LARA editor Mark Thomas summarises the latest happenings across the low-fare and regional aviation industry.
The undoubted big news in recent days was the revelation by Bombardier that it will, subject to regulatory approvals, sell off its Dash 8 (Q Series) turboprop programme and the revered de Havilland name and trademark to the parent company of its compatriot Viking Air.
The US$300 million sale of the Dash 8 and all the worldwide product support and aftermarket business (covering some 1,000 aircraft) was something of a surprise, although many believed that following the sale by Bombardier of the production factory at Downsview in Ontario earlier this year, the writing was on the wall for the turboprop programme.
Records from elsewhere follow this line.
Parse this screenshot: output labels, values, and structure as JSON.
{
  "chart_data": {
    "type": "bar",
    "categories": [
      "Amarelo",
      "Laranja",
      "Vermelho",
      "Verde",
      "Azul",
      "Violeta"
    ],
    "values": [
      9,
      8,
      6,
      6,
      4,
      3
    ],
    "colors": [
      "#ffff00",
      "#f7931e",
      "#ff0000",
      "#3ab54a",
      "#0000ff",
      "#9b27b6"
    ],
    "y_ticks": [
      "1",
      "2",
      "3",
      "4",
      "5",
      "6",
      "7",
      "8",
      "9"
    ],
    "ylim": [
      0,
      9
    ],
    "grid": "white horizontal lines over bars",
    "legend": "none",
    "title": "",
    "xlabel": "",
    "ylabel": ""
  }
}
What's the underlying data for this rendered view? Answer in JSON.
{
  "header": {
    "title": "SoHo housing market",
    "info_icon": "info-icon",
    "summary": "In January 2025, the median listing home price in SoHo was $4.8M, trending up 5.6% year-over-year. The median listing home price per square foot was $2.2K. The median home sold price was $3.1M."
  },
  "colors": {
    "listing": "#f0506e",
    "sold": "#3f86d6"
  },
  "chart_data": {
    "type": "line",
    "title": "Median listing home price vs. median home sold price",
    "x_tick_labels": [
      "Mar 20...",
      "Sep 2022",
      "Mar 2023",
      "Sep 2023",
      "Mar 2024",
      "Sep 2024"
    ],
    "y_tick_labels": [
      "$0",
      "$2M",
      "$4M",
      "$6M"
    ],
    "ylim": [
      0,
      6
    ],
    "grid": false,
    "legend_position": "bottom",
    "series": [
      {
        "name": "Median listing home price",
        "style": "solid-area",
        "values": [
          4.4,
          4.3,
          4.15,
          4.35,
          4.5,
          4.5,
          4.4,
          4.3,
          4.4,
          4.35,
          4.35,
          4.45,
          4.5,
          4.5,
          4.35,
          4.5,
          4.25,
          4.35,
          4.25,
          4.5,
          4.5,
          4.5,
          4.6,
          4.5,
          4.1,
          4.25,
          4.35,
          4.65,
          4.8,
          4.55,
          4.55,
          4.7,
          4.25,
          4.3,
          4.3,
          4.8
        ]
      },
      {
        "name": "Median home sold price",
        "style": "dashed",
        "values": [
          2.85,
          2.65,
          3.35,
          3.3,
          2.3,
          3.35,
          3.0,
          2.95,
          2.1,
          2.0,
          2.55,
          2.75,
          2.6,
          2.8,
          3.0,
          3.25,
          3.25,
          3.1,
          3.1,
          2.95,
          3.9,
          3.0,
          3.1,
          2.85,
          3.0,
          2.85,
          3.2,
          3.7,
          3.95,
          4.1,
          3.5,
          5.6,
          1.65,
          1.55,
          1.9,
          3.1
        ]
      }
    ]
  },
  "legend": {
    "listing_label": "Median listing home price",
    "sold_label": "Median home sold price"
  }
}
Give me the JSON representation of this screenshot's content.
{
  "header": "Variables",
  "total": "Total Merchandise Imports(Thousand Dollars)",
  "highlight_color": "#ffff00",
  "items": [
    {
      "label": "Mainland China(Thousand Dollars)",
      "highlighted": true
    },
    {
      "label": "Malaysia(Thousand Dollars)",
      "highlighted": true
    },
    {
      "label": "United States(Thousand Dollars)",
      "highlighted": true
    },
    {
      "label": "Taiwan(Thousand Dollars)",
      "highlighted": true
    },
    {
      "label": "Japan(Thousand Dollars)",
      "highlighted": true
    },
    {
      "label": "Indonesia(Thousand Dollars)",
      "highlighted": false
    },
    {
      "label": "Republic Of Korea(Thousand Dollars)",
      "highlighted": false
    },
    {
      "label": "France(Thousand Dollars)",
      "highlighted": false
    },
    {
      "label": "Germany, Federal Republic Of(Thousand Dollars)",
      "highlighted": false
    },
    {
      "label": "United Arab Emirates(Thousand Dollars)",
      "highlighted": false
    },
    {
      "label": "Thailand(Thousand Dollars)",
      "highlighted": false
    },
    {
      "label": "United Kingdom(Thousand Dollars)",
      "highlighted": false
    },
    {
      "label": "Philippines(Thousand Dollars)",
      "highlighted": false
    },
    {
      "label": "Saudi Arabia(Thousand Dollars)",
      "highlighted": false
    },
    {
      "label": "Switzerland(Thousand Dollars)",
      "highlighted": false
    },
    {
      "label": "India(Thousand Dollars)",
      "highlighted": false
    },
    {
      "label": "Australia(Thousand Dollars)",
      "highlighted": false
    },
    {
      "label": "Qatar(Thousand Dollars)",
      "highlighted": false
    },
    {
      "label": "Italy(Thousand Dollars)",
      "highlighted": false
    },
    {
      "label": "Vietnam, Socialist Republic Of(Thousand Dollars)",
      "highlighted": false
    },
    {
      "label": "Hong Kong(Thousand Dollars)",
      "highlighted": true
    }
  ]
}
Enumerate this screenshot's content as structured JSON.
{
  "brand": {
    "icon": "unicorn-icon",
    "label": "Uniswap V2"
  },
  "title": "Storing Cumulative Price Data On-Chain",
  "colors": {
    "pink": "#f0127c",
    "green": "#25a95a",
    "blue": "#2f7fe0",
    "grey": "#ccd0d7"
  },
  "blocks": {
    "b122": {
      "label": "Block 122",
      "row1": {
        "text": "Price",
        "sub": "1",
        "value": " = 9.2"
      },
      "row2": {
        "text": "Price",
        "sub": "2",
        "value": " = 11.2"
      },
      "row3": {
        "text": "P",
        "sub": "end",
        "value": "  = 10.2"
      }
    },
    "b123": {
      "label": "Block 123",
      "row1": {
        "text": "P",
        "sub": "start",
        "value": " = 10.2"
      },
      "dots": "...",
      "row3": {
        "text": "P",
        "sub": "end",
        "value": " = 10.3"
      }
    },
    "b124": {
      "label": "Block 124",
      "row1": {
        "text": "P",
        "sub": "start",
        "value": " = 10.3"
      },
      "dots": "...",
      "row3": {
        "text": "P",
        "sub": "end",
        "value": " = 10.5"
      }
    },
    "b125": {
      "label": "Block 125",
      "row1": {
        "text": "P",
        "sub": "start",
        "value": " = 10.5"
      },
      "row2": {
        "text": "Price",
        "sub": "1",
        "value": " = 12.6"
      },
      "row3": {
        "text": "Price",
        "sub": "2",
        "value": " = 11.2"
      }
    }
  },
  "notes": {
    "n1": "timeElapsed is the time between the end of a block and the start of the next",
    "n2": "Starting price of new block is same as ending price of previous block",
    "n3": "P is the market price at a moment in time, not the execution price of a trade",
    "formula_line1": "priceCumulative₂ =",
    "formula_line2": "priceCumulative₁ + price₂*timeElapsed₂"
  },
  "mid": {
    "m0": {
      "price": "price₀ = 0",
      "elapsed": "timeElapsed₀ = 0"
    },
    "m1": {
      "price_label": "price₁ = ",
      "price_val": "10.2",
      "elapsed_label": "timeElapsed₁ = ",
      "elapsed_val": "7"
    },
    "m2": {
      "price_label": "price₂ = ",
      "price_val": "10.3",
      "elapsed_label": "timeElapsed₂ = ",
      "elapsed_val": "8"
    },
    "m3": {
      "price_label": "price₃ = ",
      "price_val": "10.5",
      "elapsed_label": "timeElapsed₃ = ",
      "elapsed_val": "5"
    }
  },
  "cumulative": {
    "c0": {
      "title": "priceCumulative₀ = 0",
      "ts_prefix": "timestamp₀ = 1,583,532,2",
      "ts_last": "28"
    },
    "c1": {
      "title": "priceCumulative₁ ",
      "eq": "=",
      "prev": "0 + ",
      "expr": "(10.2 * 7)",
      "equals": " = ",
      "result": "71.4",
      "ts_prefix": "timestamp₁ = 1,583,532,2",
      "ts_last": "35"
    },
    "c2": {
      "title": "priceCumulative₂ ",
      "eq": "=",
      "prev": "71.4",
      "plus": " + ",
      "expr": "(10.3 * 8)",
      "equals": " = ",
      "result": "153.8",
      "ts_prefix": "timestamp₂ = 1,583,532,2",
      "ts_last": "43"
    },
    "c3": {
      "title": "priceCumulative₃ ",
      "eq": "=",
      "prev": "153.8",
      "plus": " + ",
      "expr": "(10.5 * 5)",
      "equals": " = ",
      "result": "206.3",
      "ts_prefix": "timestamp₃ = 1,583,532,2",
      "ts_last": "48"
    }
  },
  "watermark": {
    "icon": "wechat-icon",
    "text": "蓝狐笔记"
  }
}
However, despite the initial dismay in some Canadian quarters – no one can pretend a corporate restructuring process that will cost 5,000 jobs is good news – there are as always some positives that will emerge out of this transaction if it proceeds to its conclusion in the latter half of next year.
For Bombardier Commercial Aircraft, which earlier this year of course closed its C Series handover to Airbus, it allows it to turn its full attention upon its CRJ programme and build upon the early encouraging momentum that aircraft type has received following the reinvigoration of the regional jet’s cabins with the impressive and well-received Atmosphere upgrade. Let’s not forget the reliable if ageing CRJ still remains scope compliant in the US, and its larger versions, the CRJ900s and 1000s, are still doing quiet but steady business in Europe too despite the younger competition.
Interestingly, it did also admit it would “explore strategic options” for the programme, which obviously hints that it is not averse to engaging in potentially another deal similar perhaps to its C Series actions. That does not necessarily mean Airbus either.
For Viking, which has amongst its proven portfolio the 19-seat Twin Otter, this is a deal that will take it to another level as the largest commercial turboprop manufacturer in North America. It will also give the Q400 programme extra focus from its new owner at a crucial time in its life, with Bombardier having already started to make inroads with the turboprop in its higher-density 86 and 90-seater versions, largely in the booming Asian market.
It’s also rather a neat and tidy way, especially for the AvGeeks out there among us, to see the entire de Havilland product line reunited under the same banner once again for the first time in decades.
It has a certain synergy about it, and one not based entirely on sentimentality, but rather on the very real opportunities that now lie ahead for the historic de Havilland brand and the Q Series following this deal.